Slavery has been a hot topic in cinema over the past 18 months, what with critical & commercial darlings in 12 years a slave and Django unchained bringing racial inequality into the public discourse. With this social sickness being given an unheralded amount of attention there could be no greater time for Masters of Cinema to unleash Samuel Fuller’s controversial and powerful drama – White Dog on the world.
Driving home late at night budding-actress Julie (Kristy McNichol) accidentally runs over a dog in the Hollywood Hills, a beautiful white German Sheppard. Understandably grief-stricken Julie takes the dog to the nearest vet. Putting out ads for the dog to no avail, she eventually claims the dog as her own. Most of the time the dog is the perfect placid companion, but one night an intruder attempts to rape Julie and it’s there that we see a glimpse into the true nature of this dog. Not only does the dog maul the attacker it also jumps straight through a window, clearly there’s something abnormal about this dog. It’s not until a later in a film shoot that the dog attacks an actor friend of Julie’s, a black woman. It’s clear that this dog is a White Dog – an attack dog bred to savage black men and women. Instead of having the dog killed, Julie seeks help, help that leads her to a man called Keys (Paul Winfield) – an animal trainer who tenaciously attempts to break white dogs of their sickness.
The 1980s is not a decade short on its cinematic controversies, after all, that was the decade of the ‘video nasty’. Nonetheless, White Dog counts as one of the most controversial American films of the decade. Many of the aforementioned video nasties appear quaint compared to the contemporary extremes of horror, whereas the power of White Dog remains. Few films have gone for the jugular of racism as directly as Samuel Fuller did in this 1982 film (based on the Romain Gary book ‘Chien Blanc’). It certainly isn’t subtle, even so, Curtis Hanson’s script could have been one sodden with soapbox moments but it isn’t. The scriptwriters only oversight is a boyfriend character who has no place in the story other than to give Kristy McNichol more to do.
Even before we know the horrid past the dog experienced, the film has one stand out moment that needs attention called to. Early on when wandering a dog pound, Julie happens upon a dog being incinerated. This small moment informs her faith in the dog in spite of its indefensible actions. Not only is this an unforgettable character moment, but this is also a by-product of the film’s politics and while racism is the major bone, the treatment of stray dogs is also shown concern.

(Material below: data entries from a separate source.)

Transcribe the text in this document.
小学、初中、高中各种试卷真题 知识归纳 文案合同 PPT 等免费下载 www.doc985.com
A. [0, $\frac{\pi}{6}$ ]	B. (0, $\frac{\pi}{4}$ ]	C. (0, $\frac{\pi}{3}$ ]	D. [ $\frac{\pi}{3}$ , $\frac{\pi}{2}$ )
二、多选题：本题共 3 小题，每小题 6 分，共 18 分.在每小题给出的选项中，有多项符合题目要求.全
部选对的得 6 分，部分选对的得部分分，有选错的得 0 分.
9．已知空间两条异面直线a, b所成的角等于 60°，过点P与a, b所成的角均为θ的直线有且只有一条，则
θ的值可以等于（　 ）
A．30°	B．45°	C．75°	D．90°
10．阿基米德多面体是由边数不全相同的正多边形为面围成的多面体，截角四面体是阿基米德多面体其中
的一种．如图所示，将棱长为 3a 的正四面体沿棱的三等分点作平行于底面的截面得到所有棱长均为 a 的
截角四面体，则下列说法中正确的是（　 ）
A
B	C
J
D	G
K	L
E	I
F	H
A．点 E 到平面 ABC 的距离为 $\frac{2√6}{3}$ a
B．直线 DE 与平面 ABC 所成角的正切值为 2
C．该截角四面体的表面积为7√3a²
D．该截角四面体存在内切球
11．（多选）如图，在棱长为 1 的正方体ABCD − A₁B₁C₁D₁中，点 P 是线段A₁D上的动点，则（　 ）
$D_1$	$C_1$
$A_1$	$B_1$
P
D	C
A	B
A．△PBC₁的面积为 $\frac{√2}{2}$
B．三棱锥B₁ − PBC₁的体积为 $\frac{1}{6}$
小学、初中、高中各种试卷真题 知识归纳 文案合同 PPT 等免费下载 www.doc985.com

An intense film at the best of times, White Dog is at its most powerful in the sequence where Keys is training the dog with a full-body protective suit. This is a man who trains wildcats and he’s struggling with an animal that’s traditionally a domesticated pet. As for the sequences where he takes off parts of his protective suit, well, there are no words. Given the context of who Keys is these training sequences shouldn’t work. After all, how can a man who trains Lions and Elephants every day be psychically beaten doing the same with a German Shepard?
The camera is a work of contrasts, in the scenes before the dog reveals its bloodthirst when the dog is just walking through Julie’s house the camera tracks him as John Carpenter did in Halloween. Quietly observing this dog meekly stalk is prey is striking when his blood lust rises this same camera work becomes terrifying. There’s a degree of complicity at play, Fuller wants you to see the grizzly consequences of this firebrand racism. There is no relent. From the slow camera movement to the explosion of energy when the dog finds its victim, White Dog is difficult to watch. Whether one is introduced to the violence or left to the draw conclusions from the dog’s bloody fur, Fuller knows exactly what to show.
White Dog is elevated to a timeless rallying call against institutional racism by Paul Winfield. His performance is psychical and impassioned, there’s a fierce determination in his eyes that makes you believe in his ability to succeed even when the dog has literal blood on its paws. When the dog attacks most would have it put down, that alone is a profound testament to his presence – there isn’t one moment in which you believe he’ll fail. He represents a fight against racism that [also] will never let up until the state of affairs, no matter how bleak, changes for the better. In its film making method, it may well be a product of its time, beyond that, however, White Dog is a film with a message and an incredibly intense one to boot that is unlikely to be anything less than frightening relevant.